Department of Computer Science, University of Copenhagen, Copenhagen, Denmark.
Center for Health Data Science, University of Copenhagen, Copenhagen, Denmark.
Genome Biol. 2023 Nov 16;24(1):263. doi: 10.1186/s13059-023-03104-7.
Differential analysis of bulk RNA-seq data often suffers from lack of good controls. Here, we present a generative model that replaces controls, trained solely on healthy tissues. The unsupervised model learns a low-dimensional representation and can identify the closest normal representation for a given disease sample. This enables control-free, single-sample differential expression analysis.
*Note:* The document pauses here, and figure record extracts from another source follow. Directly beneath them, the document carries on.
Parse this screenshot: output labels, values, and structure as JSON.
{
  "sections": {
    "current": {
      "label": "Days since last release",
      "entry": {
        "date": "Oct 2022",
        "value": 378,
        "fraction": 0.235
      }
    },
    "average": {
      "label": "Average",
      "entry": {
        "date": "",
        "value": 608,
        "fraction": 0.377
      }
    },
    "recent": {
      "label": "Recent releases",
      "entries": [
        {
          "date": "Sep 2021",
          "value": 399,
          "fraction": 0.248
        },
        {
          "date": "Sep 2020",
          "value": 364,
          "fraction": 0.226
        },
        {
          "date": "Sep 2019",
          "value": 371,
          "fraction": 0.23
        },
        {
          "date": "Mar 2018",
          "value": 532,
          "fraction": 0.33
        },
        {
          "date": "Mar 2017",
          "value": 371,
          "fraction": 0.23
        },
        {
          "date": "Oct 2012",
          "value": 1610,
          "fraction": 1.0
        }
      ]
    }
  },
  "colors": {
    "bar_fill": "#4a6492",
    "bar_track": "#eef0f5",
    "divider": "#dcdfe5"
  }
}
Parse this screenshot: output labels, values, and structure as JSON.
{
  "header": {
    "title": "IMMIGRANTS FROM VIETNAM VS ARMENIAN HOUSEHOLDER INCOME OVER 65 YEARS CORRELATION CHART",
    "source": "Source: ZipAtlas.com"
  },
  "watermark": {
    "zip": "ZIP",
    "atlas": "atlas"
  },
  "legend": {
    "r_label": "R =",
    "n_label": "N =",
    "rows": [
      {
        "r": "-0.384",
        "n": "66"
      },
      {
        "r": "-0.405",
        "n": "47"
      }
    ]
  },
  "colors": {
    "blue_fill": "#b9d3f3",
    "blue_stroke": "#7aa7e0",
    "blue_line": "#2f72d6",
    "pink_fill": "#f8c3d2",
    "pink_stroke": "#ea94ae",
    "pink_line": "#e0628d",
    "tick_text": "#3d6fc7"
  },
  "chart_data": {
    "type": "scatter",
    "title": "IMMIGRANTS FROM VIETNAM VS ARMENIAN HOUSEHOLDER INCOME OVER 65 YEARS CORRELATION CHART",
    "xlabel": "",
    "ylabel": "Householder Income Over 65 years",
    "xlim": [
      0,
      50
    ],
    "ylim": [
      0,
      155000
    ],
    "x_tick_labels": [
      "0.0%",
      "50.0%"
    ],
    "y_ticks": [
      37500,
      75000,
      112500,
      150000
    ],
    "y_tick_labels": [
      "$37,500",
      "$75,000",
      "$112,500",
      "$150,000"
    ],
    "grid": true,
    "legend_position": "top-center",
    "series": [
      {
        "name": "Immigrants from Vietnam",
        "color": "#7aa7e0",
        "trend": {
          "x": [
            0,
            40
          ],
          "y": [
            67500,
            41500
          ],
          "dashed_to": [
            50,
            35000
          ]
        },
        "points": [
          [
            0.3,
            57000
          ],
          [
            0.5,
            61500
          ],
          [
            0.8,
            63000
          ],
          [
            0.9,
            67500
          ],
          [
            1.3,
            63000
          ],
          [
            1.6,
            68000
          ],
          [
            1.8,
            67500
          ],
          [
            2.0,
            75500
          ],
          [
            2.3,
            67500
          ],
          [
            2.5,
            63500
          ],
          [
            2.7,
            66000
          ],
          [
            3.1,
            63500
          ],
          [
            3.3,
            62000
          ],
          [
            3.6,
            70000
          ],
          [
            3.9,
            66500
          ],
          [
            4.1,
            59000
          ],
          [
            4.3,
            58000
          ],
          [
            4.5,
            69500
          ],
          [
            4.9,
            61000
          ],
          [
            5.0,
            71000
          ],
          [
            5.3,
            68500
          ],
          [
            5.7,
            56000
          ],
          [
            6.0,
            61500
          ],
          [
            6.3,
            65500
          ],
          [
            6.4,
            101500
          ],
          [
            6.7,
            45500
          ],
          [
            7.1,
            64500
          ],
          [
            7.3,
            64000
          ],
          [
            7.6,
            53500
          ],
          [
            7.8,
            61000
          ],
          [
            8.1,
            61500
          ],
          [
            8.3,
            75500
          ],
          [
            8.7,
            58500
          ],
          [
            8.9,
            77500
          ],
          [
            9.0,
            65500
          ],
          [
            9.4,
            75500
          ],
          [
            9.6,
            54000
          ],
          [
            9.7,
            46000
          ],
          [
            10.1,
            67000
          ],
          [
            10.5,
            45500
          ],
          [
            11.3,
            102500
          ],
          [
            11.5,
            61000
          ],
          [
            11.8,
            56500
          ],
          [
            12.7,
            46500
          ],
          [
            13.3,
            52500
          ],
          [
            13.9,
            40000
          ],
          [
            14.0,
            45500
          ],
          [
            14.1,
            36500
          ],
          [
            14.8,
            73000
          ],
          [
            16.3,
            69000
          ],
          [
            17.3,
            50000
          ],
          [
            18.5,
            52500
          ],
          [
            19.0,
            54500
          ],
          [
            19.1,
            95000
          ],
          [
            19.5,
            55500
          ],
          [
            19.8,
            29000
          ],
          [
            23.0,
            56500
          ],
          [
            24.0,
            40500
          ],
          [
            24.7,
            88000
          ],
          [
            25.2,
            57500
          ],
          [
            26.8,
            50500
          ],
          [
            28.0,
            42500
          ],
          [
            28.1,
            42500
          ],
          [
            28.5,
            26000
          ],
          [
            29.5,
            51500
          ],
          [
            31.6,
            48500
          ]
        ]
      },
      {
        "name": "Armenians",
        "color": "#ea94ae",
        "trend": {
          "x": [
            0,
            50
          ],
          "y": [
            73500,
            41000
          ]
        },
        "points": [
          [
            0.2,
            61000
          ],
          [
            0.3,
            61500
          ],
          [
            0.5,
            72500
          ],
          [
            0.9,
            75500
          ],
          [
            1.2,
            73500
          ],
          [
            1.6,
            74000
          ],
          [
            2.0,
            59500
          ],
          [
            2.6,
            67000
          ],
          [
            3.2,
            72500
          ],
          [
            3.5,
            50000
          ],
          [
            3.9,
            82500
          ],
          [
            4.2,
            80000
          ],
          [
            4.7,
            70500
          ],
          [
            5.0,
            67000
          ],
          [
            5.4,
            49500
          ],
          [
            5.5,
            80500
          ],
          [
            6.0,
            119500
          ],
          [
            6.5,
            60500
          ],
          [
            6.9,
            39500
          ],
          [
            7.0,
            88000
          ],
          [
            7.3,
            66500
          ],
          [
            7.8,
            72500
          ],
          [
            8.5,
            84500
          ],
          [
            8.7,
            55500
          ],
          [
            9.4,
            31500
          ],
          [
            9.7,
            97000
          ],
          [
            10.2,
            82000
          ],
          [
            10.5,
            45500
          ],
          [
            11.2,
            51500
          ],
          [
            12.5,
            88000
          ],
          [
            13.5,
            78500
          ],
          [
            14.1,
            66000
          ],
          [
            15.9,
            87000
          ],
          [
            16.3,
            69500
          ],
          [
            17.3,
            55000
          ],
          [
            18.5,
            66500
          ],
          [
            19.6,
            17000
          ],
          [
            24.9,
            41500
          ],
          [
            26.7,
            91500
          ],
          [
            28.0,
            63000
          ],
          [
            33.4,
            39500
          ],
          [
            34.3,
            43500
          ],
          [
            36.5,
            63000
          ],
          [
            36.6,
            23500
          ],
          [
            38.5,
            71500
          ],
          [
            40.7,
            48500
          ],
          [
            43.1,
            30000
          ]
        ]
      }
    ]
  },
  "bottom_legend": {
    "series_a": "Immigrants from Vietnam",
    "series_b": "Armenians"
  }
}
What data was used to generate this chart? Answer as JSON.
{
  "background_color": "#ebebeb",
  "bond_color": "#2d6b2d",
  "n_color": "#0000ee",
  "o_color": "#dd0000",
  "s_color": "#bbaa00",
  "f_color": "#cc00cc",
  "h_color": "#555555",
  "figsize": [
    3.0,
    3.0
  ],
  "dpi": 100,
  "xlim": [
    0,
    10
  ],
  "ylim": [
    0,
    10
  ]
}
In breast cancer, we demonstrate how our approach selects marker genes and outperforms a state-of-the-art method. Furthermore, significant genes identified by the model are enriched in driver genes across cancers. Our results show that the in silico closest normal provides a more favorable comparison than control samples.
批量 RNA-seq 数据的差异分析通常受到缺乏良好对照的困扰。在这里,我们提出了一种生成模型,该模型仅在健康组织上进行训练,从而替代对照。无监督模型学习低维表示,并且可以为给定的疾病样本识别最接近的正常表示。这使得无需对照即可进行单个样本差异表达分析。在乳腺癌中,我们展示了我们的方法如何选择标记基因,并优于最先进的方法。此外,该模型鉴定的显著基因在多种癌症中富集了驱动基因。我们的结果表明,与对照样本相比,基于计算的最近的正常样本提供了更有利的比较。